Seanna tied her apron around her waist, surveying the workspace behind the counter. “Yep, pretty much looks identical to when I worked here. I think we’re good.” She nodded at Marigold.
“Yep,” Marigold said, handing Cassidy her purse. When had she gotten that?
Sebastian came around the counter and took Cassidy’s hand. “So now, all you have to do i
s walk with me, right this way, pretty lady, so we aren’t late for our appointment.”
“What do we have an appointment for?” Cassidy asked.
“Pedicures and therapy, both on me.”
Cassidy would continue to argue but she literally did not have the strength.
* * *
When Cassidy’s nail tech got her settled under a dryer, Sebastian dropped his magazine and came over to sit next to her. “Let me see the color. Pretty in pink. I love it.”

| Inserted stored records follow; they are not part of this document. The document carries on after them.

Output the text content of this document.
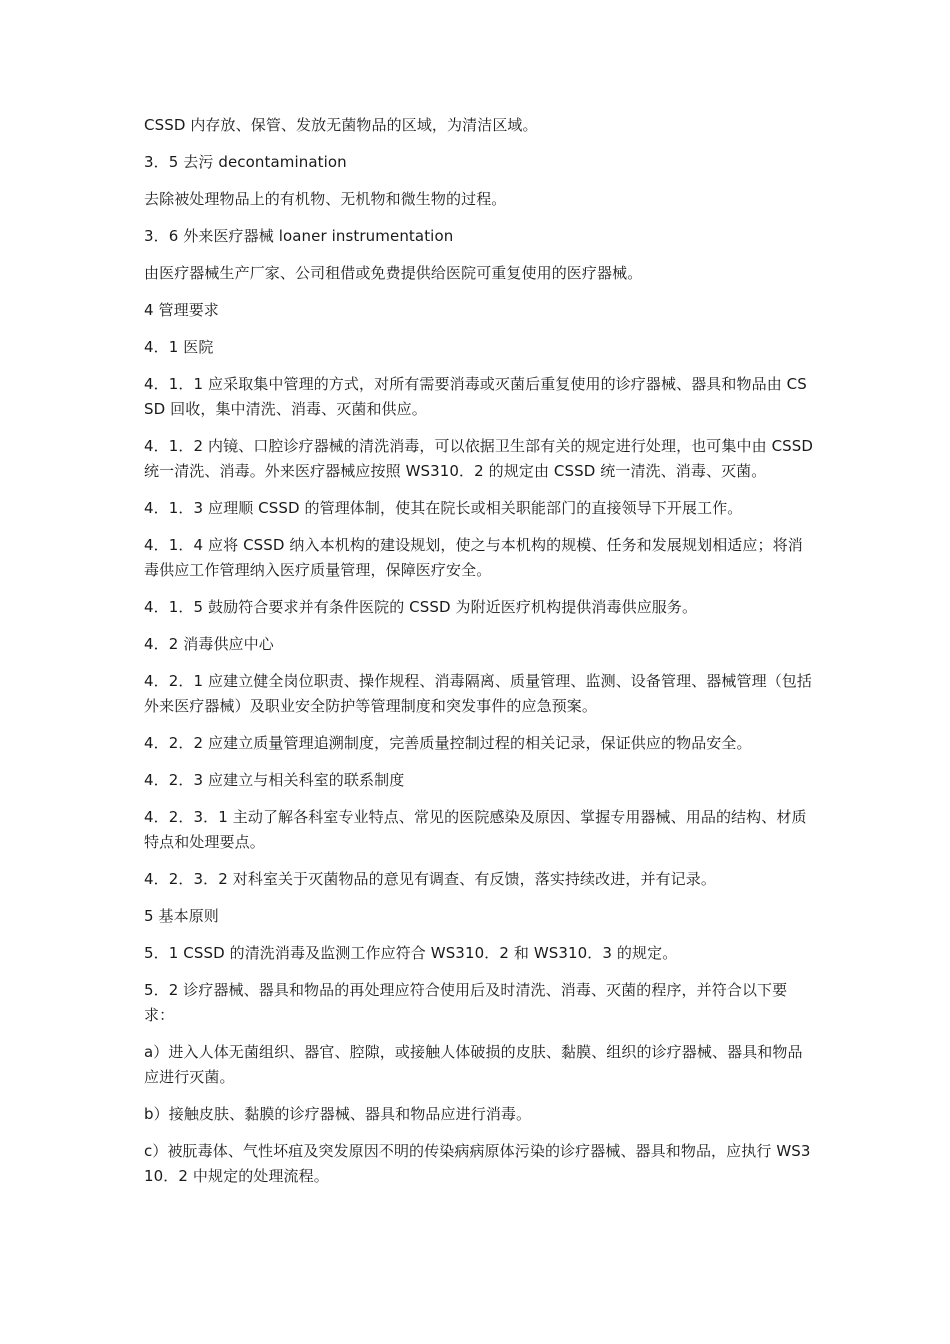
CSSD 内存放、保管、发放无菌物品的区域，为清洁区域。

3．5 去污 decontamination

去除被处理物品上的有机物、无机物和微生物的过程。

3．6 外来医疗器械 loaner instrumentation

由医疗器械生产厂家、公司租借或免费提供给医院可重复使用的医疗器械。

4 管理要求

4．1 医院

4．1．1 应采取集中管理的方式，对所有需要消毒或灭菌后重复使用的诊疗器械、器具和物品由 CSSD 回收，集中清洗、消毒、灭菌和供应。

4．1．2 内镜、口腔诊疗器械的清洗消毒，可以依据卫生部有关的规定进行处理，也可集中由 CSSD 统一清洗、消毒。外来医疗器械应按照 WS310．2 的规定由 CSSD 统一清洗、消毒、灭菌。

4．1．3 应理顺 CSSD 的管理体制，使其在院长或相关职能部门的直接领导下开展工作。

4．1．4 应将 CSSD 纳入本机构的建设规划，使之与本机构的规模、任务和发展规划相适应；将消毒供应工作管理纳入医疗质量管理，保障医疗安全。

4．1．5 鼓励符合要求并有条件医院的 CSSD 为附近医疗机构提供消毒供应服务。

4．2 消毒供应中心

4．2．1 应建立健全岗位职责、操作规程、消毒隔离、质量管理、监测、设备管理、器械管理（包括外来医疗器械）及职业安全防护等管理制度和突发事件的应急预案。

4．2．2 应建立质量管理追溯制度，完善质量控制过程的相关记录，保证供应的物品安全。

4．2．3 应建立与相关科室的联系制度

4．2．3．1 主动了解各科室专业特点、常见的医院感染及原因、掌握专用器械、用品的结构、材质特点和处理要点。

4．2．3．2 对科室关于灭菌物品的意见有调查、有反馈，落实持续改进，并有记录。

5 基本原则

5．1 CSSD 的清洗消毒及监测工作应符合 WS310．2 和 WS310．3 的规定。

5．2 诊疗器械、器具和物品的再处理应符合使用后及时清洗、消毒、灭菌的程序，并符合以下要求：

a）进入人体无菌组织、器官、腔隙，或接触人体破损的皮肤、黏膜、组织的诊疗器械、器具和物品应进行灭菌。

b）接触皮肤、黏膜的诊疗器械、器具和物品应进行消毒。

c）被朊毒体、气性坏疽及突发原因不明的传染病病原体污染的诊疗器械、器具和物品，应执行 WS310．2 中规定的处理流程。
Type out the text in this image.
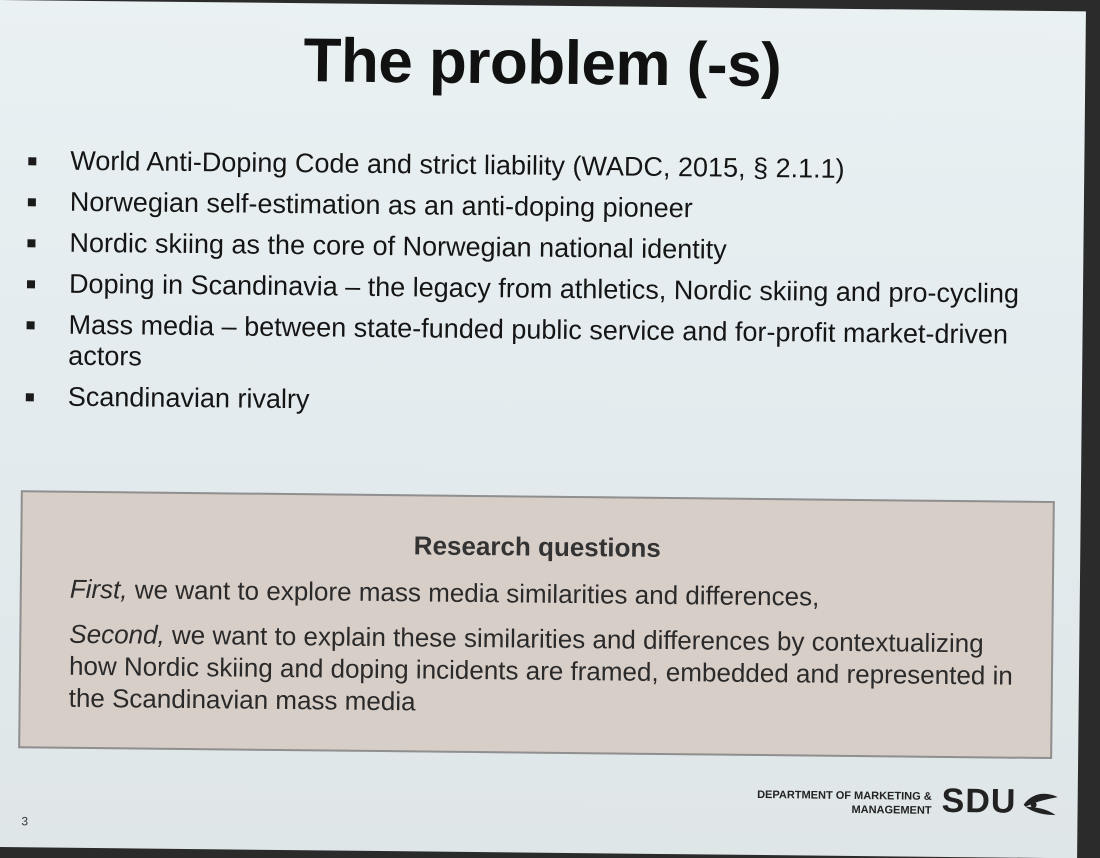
The problem (-s)
World Anti-Doping Code and strict liability (WADC, 2015, § 2.1.1)
Norwegian self-estimation as an anti-doping pioneer
Nordic skiing as the core of Norwegian national identity
Doping in Scandinavia – the legacy from athletics, Nordic skiing and pro-cycling
Mass media – between state-funded public service and for-profit market-driven actors
Scandinavian rivalry
Research questions

First, we want to explore mass media similarities and differences,

Second, we want to explain these similarities and differences by contextualizing how Nordic skiing and doping incidents are framed, embedded and represented in the Scandinavian mass media

DEPARTMENT OF MARKETING &
MANAGEMENT SDU
3
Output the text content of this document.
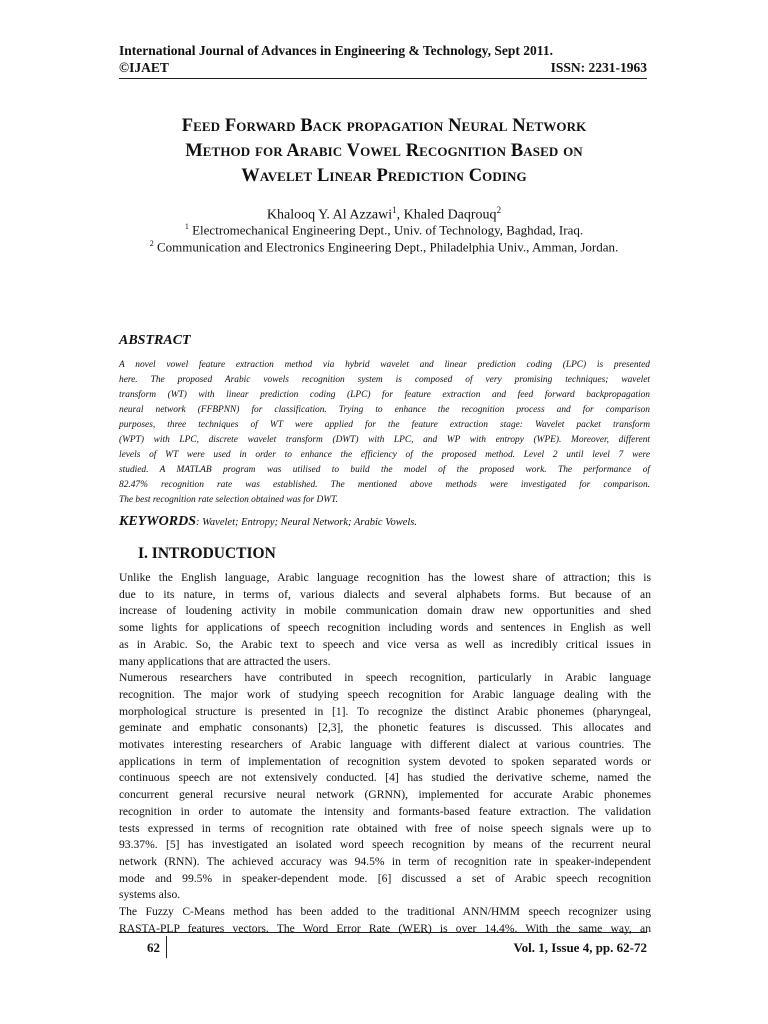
International Journal of Advances in Engineering & Technology, Sept 2011.
©IJAET	ISSN: 2231-1963
Feed Forward Back propagation Neural Network
Method for Arabic Vowel Recognition Based on
Wavelet Linear Prediction Coding
Khalooq Y. Al Azzawi$^1$, Khaled Daqrouq$^2$
$^1$ Electromechanical Engineering Dept., Univ. of Technology, Baghdad, Iraq.
$^2$ Communication and Electronics Engineering Dept., Philadelphia Univ., Amman, Jordan.
ABSTRACT

A novel vowel feature extraction method via hybrid wavelet and linear prediction coding (LPC) is presented

here. The proposed Arabic vowels recognition system is composed of very promising techniques; wavelet

transform (WT) with linear prediction coding (LPC) for feature extraction and feed forward backpropagation

neural network (FFBPNN) for classification. Trying to enhance the recognition process and for comparison

purposes, three techniques of WT were applied for the feature extraction stage: Wavelet packet transform

(WPT) with LPC, discrete wavelet transform (DWT) with LPC, and WP with entropy (WPE). Moreover, different

levels of WT were used in order to enhance the efficiency of the proposed method. Level 2 until level 7 were

studied. A MATLAB program was utilised to build the model of the proposed work. The performance of

82.47% recognition rate was established. The mentioned above methods were investigated for comparison.

The best recognition rate selection obtained was for DWT.

KEYWORDS: Wavelet; Entropy; Neural Network; Arabic Vowels.
I. INTRODUCTION

Unlike the English language, Arabic language recognition has the lowest share of attraction; this is

due to its nature, in terms of, various dialects and several alphabets forms. But because of an

increase of loudening activity in mobile communication domain draw new opportunities and shed

some lights for applications of speech recognition including words and sentences in English as well

as in Arabic. So, the Arabic text to speech and vice versa as well as incredibly critical issues in

many applications that are attracted the users.

Numerous researchers have contributed in speech recognition, particularly in Arabic language

recognition. The major work of studying speech recognition for Arabic language dealing with the

morphological structure is presented in [1]. To recognize the distinct Arabic phonemes (pharyngeal,

geminate and emphatic consonants) [2,3], the phonetic features is discussed. This allocates and

motivates interesting researchers of Arabic language with different dialect at various countries. The

applications in term of implementation of recognition system devoted to spoken separated words or

continuous speech are not extensively conducted. [4] has studied the derivative scheme, named the

concurrent general recursive neural network (GRNN), implemented for accurate Arabic phonemes

recognition in order to automate the intensity and formants-based feature extraction. The validation

tests expressed in terms of recognition rate obtained with free of noise speech signals were up to

93.37%. [5] has investigated an isolated word speech recognition by means of the recurrent neural

network (RNN). The achieved accuracy was 94.5% in term of recognition rate in speaker-independent

mode and 99.5% in speaker-dependent mode. [6] discussed a set of Arabic speech recognition

systems also.

The Fuzzy C-Means method has been added to the traditional ANN/HMM speech recognizer using

RASTA-PLP features vectors. The Word Error Rate (WER) is over 14.4%. With the same way, an

62	Vol. 1, Issue 4, pp. 62-72
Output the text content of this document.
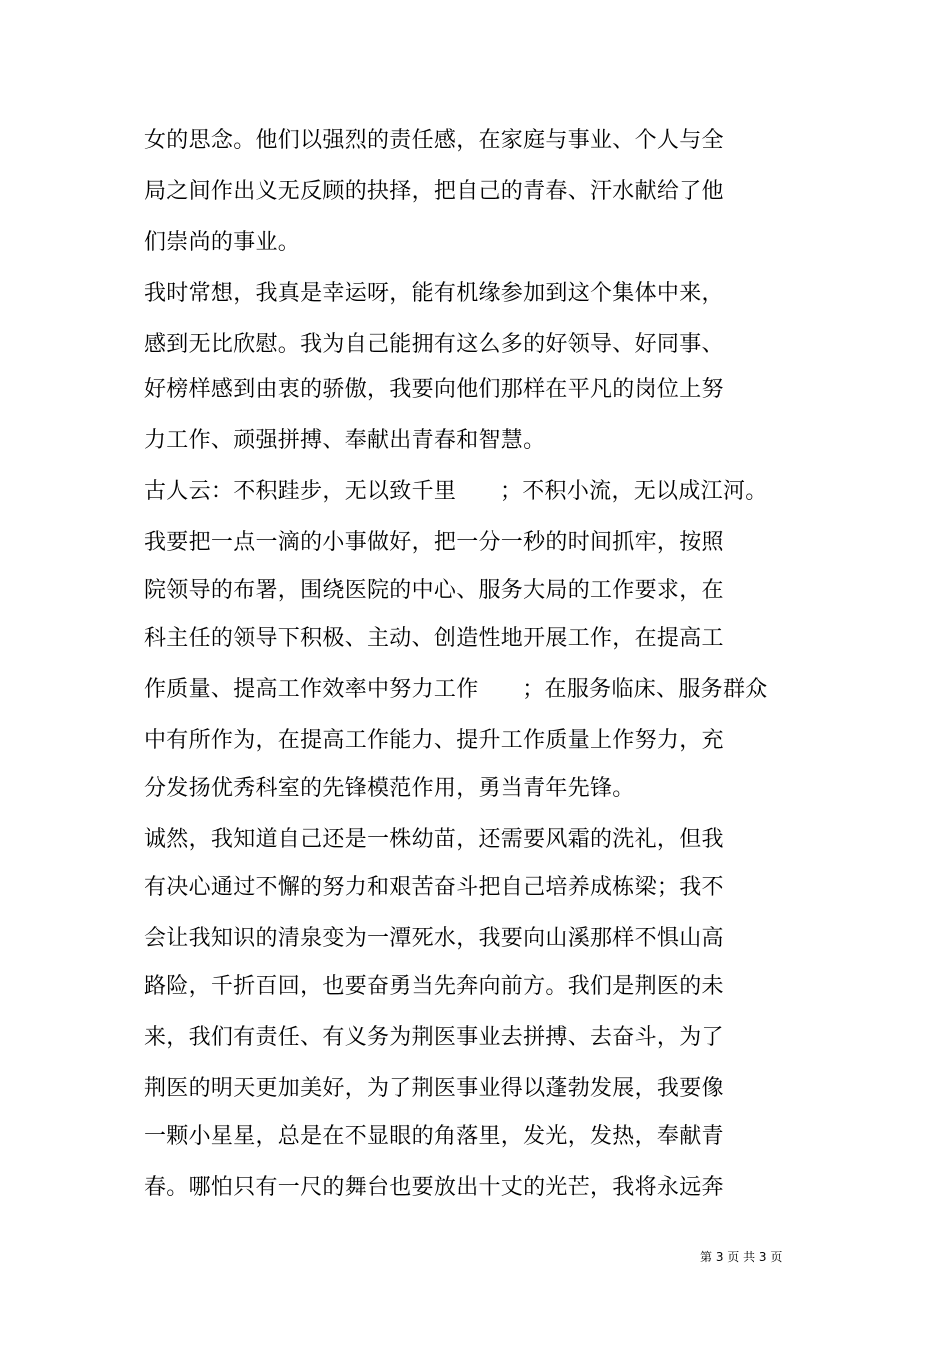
女的思念。他们以强烈的责任感，在家庭与事业、个人与全
局之间作出义无反顾的抉择，把自己的青春、汗水献给了他
们崇尚的事业。
我时常想，我真是幸运呀，能有机缘参加到这个集体中来，
感到无比欣慰。我为自己能拥有这么多的好领导、好同事、
好榜样感到由衷的骄傲，我要向他们那样在平凡的岗位上努
力工作、顽强拼搏、奉献出青春和智慧。
古人云：不积跬步，无以致千里      ；不积小流，无以成江河。
我要把一点一滴的小事做好，把一分一秒的时间抓牢，按照
院领导的布署，围绕医院的中心、服务大局的工作要求，在
科主任的领导下积极、主动、创造性地开展工作，在提高工
作质量、提高工作效率中努力工作      ；在服务临床、服务群众
中有所作为，在提高工作能力、提升工作质量上作努力，充
分发扬优秀科室的先锋模范作用，勇当青年先锋。
诚然，我知道自己还是一株幼苗，还需要风霜的洗礼，但我
有决心通过不懈的努力和艰苦奋斗把自己培养成栋梁；我不
会让我知识的清泉变为一潭死水，我要向山溪那样不惧山高
路险，千折百回，也要奋勇当先奔向前方。我们是荆医的未
来，我们有责任、有义务为荆医事业去拼搏、去奋斗，为了
荆医的明天更加美好，为了荆医事业得以蓬勃发展，我要像
一颗小星星，总是在不显眼的角落里，发光，发热，奉献青
春。哪怕只有一尺的舞台也要放出十丈的光芒，我将永远奔
第 3 页 共 3 页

She turned to him, her body feeling drained of energy. “Thank you.”
“You’re welcome, hon. Now let’s get down to business.”
Cassidy let out an exhaustive sigh. “I love you for doing this for me, Sebastian, but I can’t talk about it.”
“Oh, you can and you will. Marigold is worried about you, and therefore we’re all worried. Right now it’s just Seanna and me who she’s called, but she will not stop until our whole group is crowded around you with pillows and cups of herbal tea. So either you talk to me about this now, or you pay later.”
She bit her lip, relaxing back on the pillow behind her. “It’s nothing, honestly. I just needed to end things before they got too heavy.”
“Mmm hmm, because you staring into space for a week solid isn’t heavy at all. What happened here, sweetie?”
Hoping to even temporarily lift the crushing burden of sorrow, she told Sebastian about the dinner and the talk with Todd on the deck.
“Mmm-kay. He seems lovely. Tell me again why you let this pompous asshole influence you?”
“Because he said everything I’d already been thinking. I know Jesse thinks he loves me now, but—”
“Thinks he loves you?”
“Okay, does love me now, and truth be known, he would probably love me forever if I let him. But how can I let him? How can I selfishly take this man’s love and keep him from having a traditional family with kids and grandkids and all of that stuff?”